The euro jumped and U.S. Treasuries dipped on Tuesday after euro zone policymakers agreed to a second bailout package for Greece in talks that went deep into the night in Brussels, but concerns that the deal is only a short-term fix kept stocks subdued.
The single currency initially jumped more than half a cent after finance ministers approved a 130-billion-euro rescue, with strict conditions, that averts an default next month by Athens.
But reaction from share and commodity markets, which had rallied in recent days on hopes of an agreement on Greece combined with an easing of monetary policy by China, was mixed. Copper rose, but Asian stocks were lower and European equity markets were expected to make little headway.
The accord will enable Athens to launch a bond swap with private investors to help reduce and restructure its vast debts, but analysts warn the deal may only delay a deeper default by a few months.
It's a relief for markets, broadly speaking, but it doesn't mean that this is the end of the line, said Thomas Lam, economist at DMG & Partners Securities in Singapore. It's a difficult process, but it's inching in the right direction.
MSCI's broadest index of Asia Pacific shares outside Japan <.MIAPJ0000PUS> was down 0.1 percent while Tokyo's Nikkei share average <.N225> lost around 0.2 percent.
Both indexes have started 2012 strongly, with the MSCI benchmark up 13.5 percent and the Nikkei up 12 percent year-to-date, outperforming an 8 percent rise in Wall Street's S&P 500.
The Greece bailout agreement has already been priced in by the market, said Yoshihiko Tabei, chief analyst of capital markets at Kazaka Securities in Tokyo, before the announcement.
Financial spreadbetters expected major European markets <.FTSE> <.FCHI> <.GDAXI>, which had risen on Monday in expectation of a Greek deal, to open flat.
EURO RELIEF, FOR NOW
The euro raced up 0.4 percent to as high as $1.3293, having been down around 0.3 percent before the deal, and later stood around $1.3270, up 0.2 percent on the day.
I guess the market has been expecting this but nevertheless it is a positive factor for the euro, said Takako Masai, manager of forex at Shinsei Bank, adding that the euro could spike higher if it breaks above its February 9 peak of $1.3322.
But some market participants said any relief over the bailout deal was likely to be eclipsed soon by concerns of more uphill battles for Europe to fix its economic woes.
When you look at the economic fundamentals, the dollar is in a favorable position. I think the euro is likely to fall to around $1.30, said Koji Fukaya, chief currency strategist at Credit Suisse in Tokyo.

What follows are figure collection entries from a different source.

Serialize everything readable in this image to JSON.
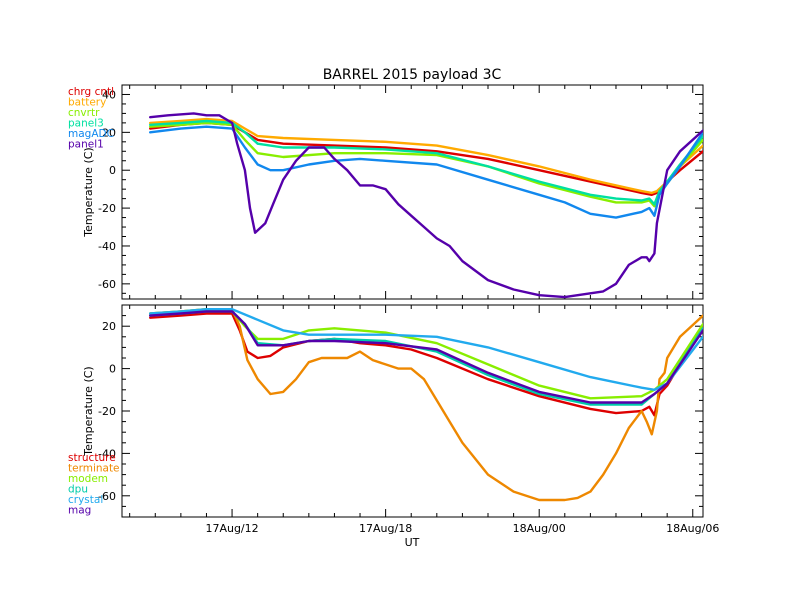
{
  "chart_data": [
    {
      "type": "line",
      "title": "BARREL 2015 payload 3C",
      "xlabel": "",
      "ylabel": "Temperature (C)",
      "x_unit": "hours since 17Aug 00:00 UT",
      "xlim": [
        7.7,
        30.4
      ],
      "ylim": [
        -68,
        45
      ],
      "yticks": [
        -60,
        -40,
        -20,
        0,
        20,
        40
      ],
      "xticks": [
        12,
        18,
        24,
        30
      ],
      "xtick_labels": [
        "17Aug/12",
        "17Aug/18",
        "18Aug/00",
        "18Aug/06"
      ],
      "legend_position": "top-left",
      "series": [
        {
          "name": "chrg cntl",
          "color": "#dd0000",
          "x": [
            8.8,
            10,
            11,
            12,
            12.5,
            13,
            14,
            16,
            18,
            20,
            22,
            24,
            26,
            28,
            28.4,
            28.6,
            29,
            29.5,
            30.4
          ],
          "y": [
            22,
            24,
            25,
            24,
            20,
            16,
            14,
            13,
            12,
            10,
            6,
            0,
            -6,
            -12,
            -13,
            -12,
            -6,
            0,
            10
          ]
        },
        {
          "name": "battery",
          "color": "#ffaa00",
          "x": [
            8.8,
            10,
            11,
            12,
            12.5,
            13,
            14,
            16,
            18,
            20,
            22,
            24,
            26,
            28,
            28.4,
            28.6,
            29,
            29.5,
            30.4
          ],
          "y": [
            25,
            26,
            27,
            26,
            22,
            18,
            17,
            16,
            15,
            13,
            8,
            2,
            -5,
            -11,
            -12,
            -11,
            -6,
            2,
            13
          ]
        },
        {
          "name": "cnvrtr",
          "color": "#88ee00",
          "x": [
            8.8,
            10,
            11,
            12,
            12.5,
            13,
            14,
            16,
            18,
            20,
            22,
            24,
            26,
            27,
            28,
            28.3,
            28.5,
            28.7,
            29,
            29.5,
            30.4
          ],
          "y": [
            23,
            24,
            25,
            24,
            16,
            9,
            7,
            9,
            9,
            8,
            2,
            -7,
            -14,
            -17,
            -17,
            -16,
            -19,
            -12,
            -7,
            2,
            16
          ]
        },
        {
          "name": "panel3",
          "color": "#00e0a0",
          "x": [
            8.8,
            10,
            11,
            12,
            12.5,
            13,
            14,
            16,
            18,
            20,
            22,
            24,
            26,
            27,
            28,
            28.3,
            28.5,
            28.7,
            29,
            29.5,
            30.4
          ],
          "y": [
            24,
            25,
            26,
            25,
            20,
            14,
            12,
            12,
            11,
            9,
            2,
            -6,
            -13,
            -15,
            -16,
            -15,
            -18,
            -11,
            -6,
            3,
            18
          ]
        },
        {
          "name": "magADC",
          "color": "#1188ee",
          "x": [
            8.8,
            10,
            11,
            12,
            12.5,
            13,
            13.5,
            14,
            15,
            16,
            17,
            18,
            20,
            22,
            24,
            25,
            26,
            27,
            28,
            28.3,
            28.5,
            28.7,
            29,
            29.5,
            30.4
          ],
          "y": [
            20,
            22,
            23,
            22,
            12,
            3,
            0,
            0,
            3,
            5,
            6,
            5,
            3,
            -5,
            -13,
            -17,
            -23,
            -25,
            -22,
            -20,
            -24,
            -13,
            -7,
            2,
            20
          ]
        },
        {
          "name": "panel1",
          "color": "#5500aa",
          "x": [
            8.8,
            9.5,
            10.5,
            11,
            11.5,
            12,
            12.2,
            12.5,
            12.7,
            12.9,
            13.3,
            13.6,
            14,
            14.5,
            15,
            15.6,
            16,
            16.5,
            17,
            17.5,
            18,
            18.5,
            19,
            19.5,
            20,
            20.5,
            21,
            22,
            23,
            24,
            25,
            25.5,
            26,
            26.5,
            27,
            27.5,
            28,
            28.2,
            28.3,
            28.5,
            28.6,
            29,
            29.5,
            30.4
          ],
          "y": [
            28,
            29,
            30,
            29,
            29,
            25,
            14,
            0,
            -20,
            -33,
            -28,
            -18,
            -5,
            5,
            12,
            12,
            6,
            0,
            -8,
            -8,
            -10,
            -18,
            -24,
            -30,
            -36,
            -40,
            -48,
            -58,
            -63,
            -66,
            -67,
            -66,
            -65,
            -64,
            -60,
            -50,
            -46,
            -46,
            -48,
            -44,
            -28,
            0,
            10,
            21
          ]
        }
      ]
    },
    {
      "type": "line",
      "title": "",
      "xlabel": "UT",
      "ylabel": "Temperature (C)",
      "x_unit": "hours since 17Aug 00:00 UT",
      "xlim": [
        7.7,
        30.4
      ],
      "ylim": [
        -70,
        30
      ],
      "yticks": [
        -60,
        -40,
        -20,
        0,
        20
      ],
      "xticks": [
        12,
        18,
        24,
        30
      ],
      "xtick_labels": [
        "17Aug/12",
        "17Aug/18",
        "18Aug/00",
        "18Aug/06"
      ],
      "legend_position": "bottom-left",
      "series": [
        {
          "name": "structure",
          "color": "#dd0000",
          "x": [
            8.8,
            10,
            11,
            12,
            12.3,
            12.6,
            13,
            13.5,
            14,
            15,
            16,
            17,
            18,
            19,
            20,
            22,
            24,
            26,
            27,
            28,
            28.3,
            28.5,
            28.7,
            29,
            30.4
          ],
          "y": [
            24,
            25,
            26,
            26,
            18,
            8,
            5,
            6,
            10,
            13,
            14,
            12,
            11,
            9,
            5,
            -5,
            -13,
            -19,
            -21,
            -20,
            -18,
            -22,
            -12,
            -8,
            20
          ]
        },
        {
          "name": "terminate",
          "color": "#ee8800",
          "x": [
            8.8,
            10,
            11,
            12,
            12.3,
            12.6,
            13,
            13.5,
            14,
            14.5,
            15,
            15.5,
            16,
            16.5,
            17,
            17.5,
            18,
            18.5,
            19,
            19.5,
            20,
            20.5,
            21,
            22,
            23,
            24,
            25,
            25.5,
            26,
            26.5,
            27,
            27.5,
            28,
            28.2,
            28.4,
            28.6,
            28.7,
            28.9,
            29,
            29.5,
            30.4
          ],
          "y": [
            26,
            27,
            28,
            28,
            20,
            4,
            -5,
            -12,
            -11,
            -5,
            3,
            5,
            5,
            5,
            8,
            4,
            2,
            0,
            0,
            -5,
            -15,
            -25,
            -35,
            -50,
            -58,
            -62,
            -62,
            -61,
            -58,
            -50,
            -40,
            -28,
            -20,
            -25,
            -31,
            -20,
            -5,
            -2,
            5,
            15,
            25
          ]
        },
        {
          "name": "modem",
          "color": "#88ee00",
          "x": [
            8.8,
            10,
            11,
            12,
            12.5,
            13,
            14,
            15,
            16,
            18,
            20,
            22,
            24,
            26,
            28,
            28.5,
            29,
            30.4
          ],
          "y": [
            26,
            27,
            28,
            27,
            20,
            14,
            14,
            18,
            19,
            17,
            12,
            2,
            -8,
            -14,
            -13,
            -10,
            -5,
            21
          ]
        },
        {
          "name": "dpu",
          "color": "#00ccaa",
          "x": [
            8.8,
            10,
            11,
            12,
            12.5,
            13,
            14,
            15,
            16,
            18,
            20,
            22,
            24,
            26,
            28,
            28.5,
            29,
            30.4
          ],
          "y": [
            25,
            26,
            27,
            27,
            21,
            12,
            11,
            13,
            14,
            13,
            8,
            -3,
            -12,
            -17,
            -17,
            -12,
            -7,
            19
          ]
        },
        {
          "name": "crystal",
          "color": "#22aaee",
          "x": [
            8.8,
            10,
            11,
            12,
            13,
            14,
            15,
            16,
            18,
            20,
            22,
            24,
            26,
            28,
            28.5,
            29,
            30.4
          ],
          "y": [
            26,
            27,
            28,
            28,
            23,
            18,
            16,
            16,
            16,
            15,
            10,
            3,
            -4,
            -9,
            -10,
            -7,
            15
          ]
        },
        {
          "name": "mag",
          "color": "#5500aa",
          "x": [
            8.8,
            10,
            11,
            12,
            12.5,
            13,
            14,
            15,
            16,
            18,
            20,
            22,
            24,
            26,
            28,
            28.5,
            29,
            30.4
          ],
          "y": [
            25,
            26,
            27,
            27,
            21,
            11,
            11,
            13,
            13,
            12,
            9,
            -2,
            -11,
            -16,
            -16,
            -12,
            -7,
            18
          ]
        }
      ]
    }
  ]
}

Skeptics question whether a new Greek government will stick to a deeply unpopular austerity program after an election due in April, and believe Athens could again fall behind in implementation, prompting exasperated lenders to pull the plug once the euro zone has stronger financial firewalls in place.
The dollar index <.DXY> fell 0.5 percent in tandem with the euro's gains and U.S. Treasuries eased, pushing the yield on 10-year Treasury notes up to 2.03 percent.

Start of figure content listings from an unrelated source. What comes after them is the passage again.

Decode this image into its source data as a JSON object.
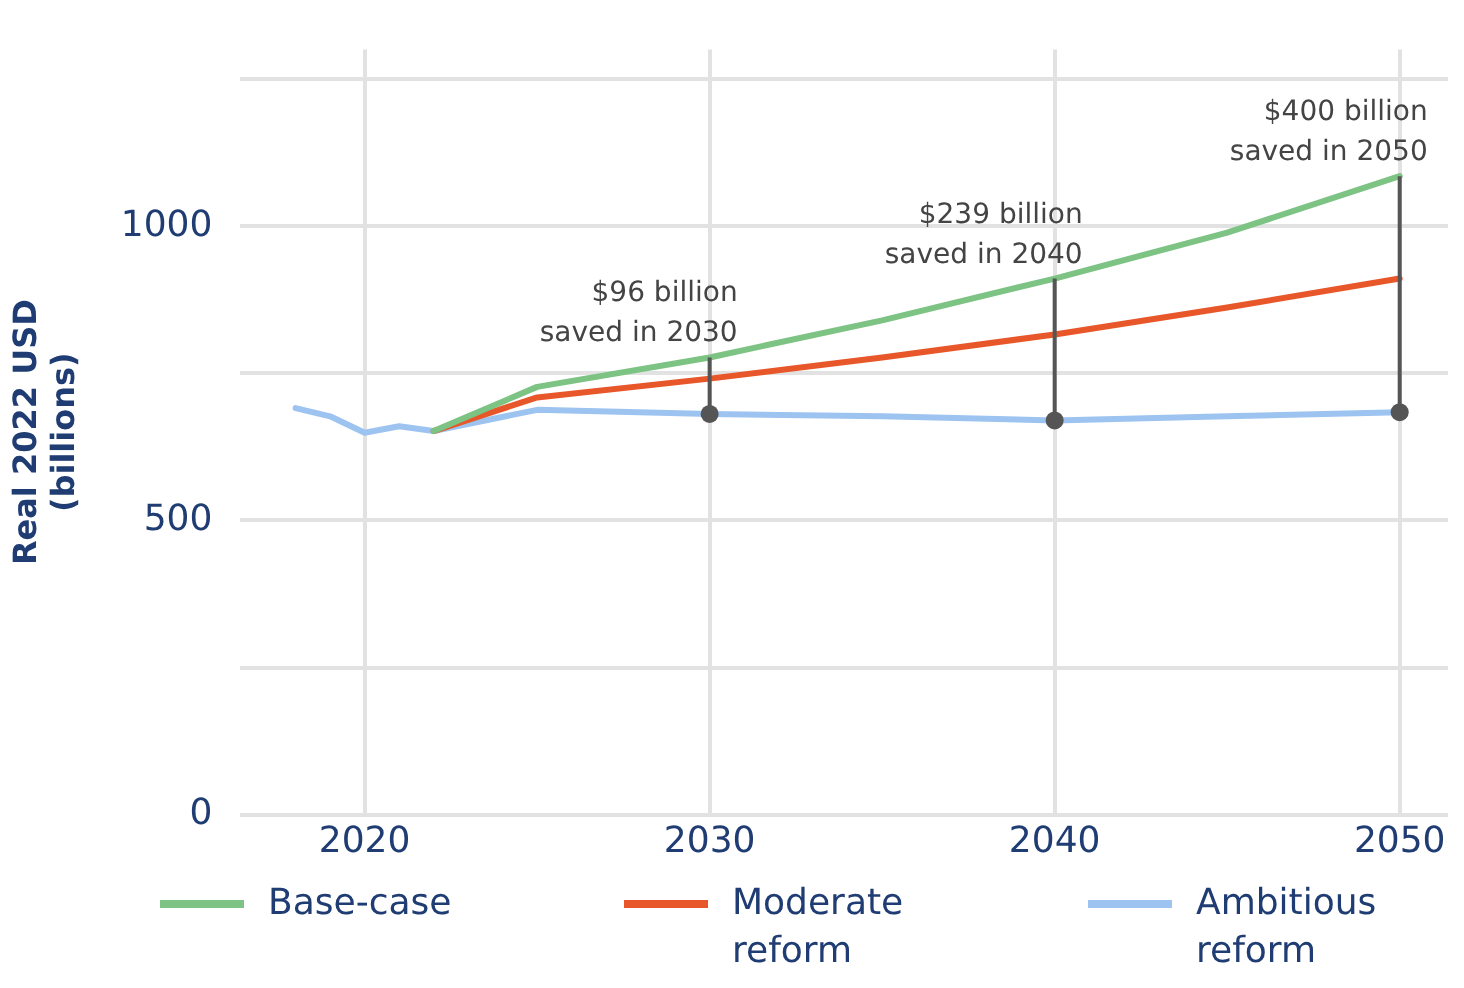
{
  "chart_data": {
    "type": "line",
    "ylabel": "Real 2022 USD\n(billions)",
    "x": [
      2018,
      2019,
      2020,
      2021,
      2022,
      2025,
      2030,
      2035,
      2040,
      2045,
      2050
    ],
    "series": [
      {
        "name": "Base-case",
        "color": "#7dc383",
        "values": [
          null,
          null,
          null,
          null,
          652,
          727,
          777,
          840,
          911,
          989,
          1085
        ]
      },
      {
        "name": "Moderate reform",
        "color": "#e8572a",
        "values": [
          null,
          null,
          null,
          null,
          652,
          709,
          741,
          777,
          816,
          862,
          911
        ]
      },
      {
        "name": "Ambitious reform",
        "color": "#9dc3f0",
        "values": [
          691,
          677,
          649,
          660,
          652,
          688,
          681,
          677,
          670,
          677,
          684
        ]
      }
    ],
    "xlim": [
      2016.4,
      2051.4
    ],
    "xticks": [
      2020,
      2030,
      2040,
      2050
    ],
    "ylim": [
      0,
      1300
    ],
    "yticks": [
      0,
      {
        "value": 250,
        "label": null
      },
      500,
      {
        "value": 750,
        "label": null
      },
      1000,
      {
        "value": 1250,
        "label": null
      }
    ],
    "annotations": [
      {
        "text": "$96 billion\nsaved in 2030",
        "x": 2030,
        "y": 777
      },
      {
        "text": "$239 billion\nsaved in 2040",
        "x": 2040,
        "y": 911
      },
      {
        "text": "$400 billion\nsaved in 2050",
        "x": 2050,
        "y": 1085
      }
    ],
    "grid": true,
    "legend": "bottom",
    "marker": "none",
    "line_style": "solid"
  }
}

In commodity markets, Brent crude futures hovered near $120 a barrel after reaching an 8-month high on Monday, partly driven by Iran's cutting off of oil exports to Britain and France.
Copper, which had risen on Monday on expectations of more lending for infrastructure projects in China after the central bank's weekend move to loosen monetary policy, gained another 1.1 percent to around $8,325 a tonne.
Gold struggled for direction, edging up 0.1 percent to around $1,735 an ounce.
Gold may remain in a consolidation phase in the near term, said Hou Xinqiang, an analyst at Jinrui Futures in the southern Chinese city of Shenzhen.
The supportive factors -- euro zone debt crisis and expectation on loosening monetary policies around the world -- have been around for a while and gold needs something new to break the range.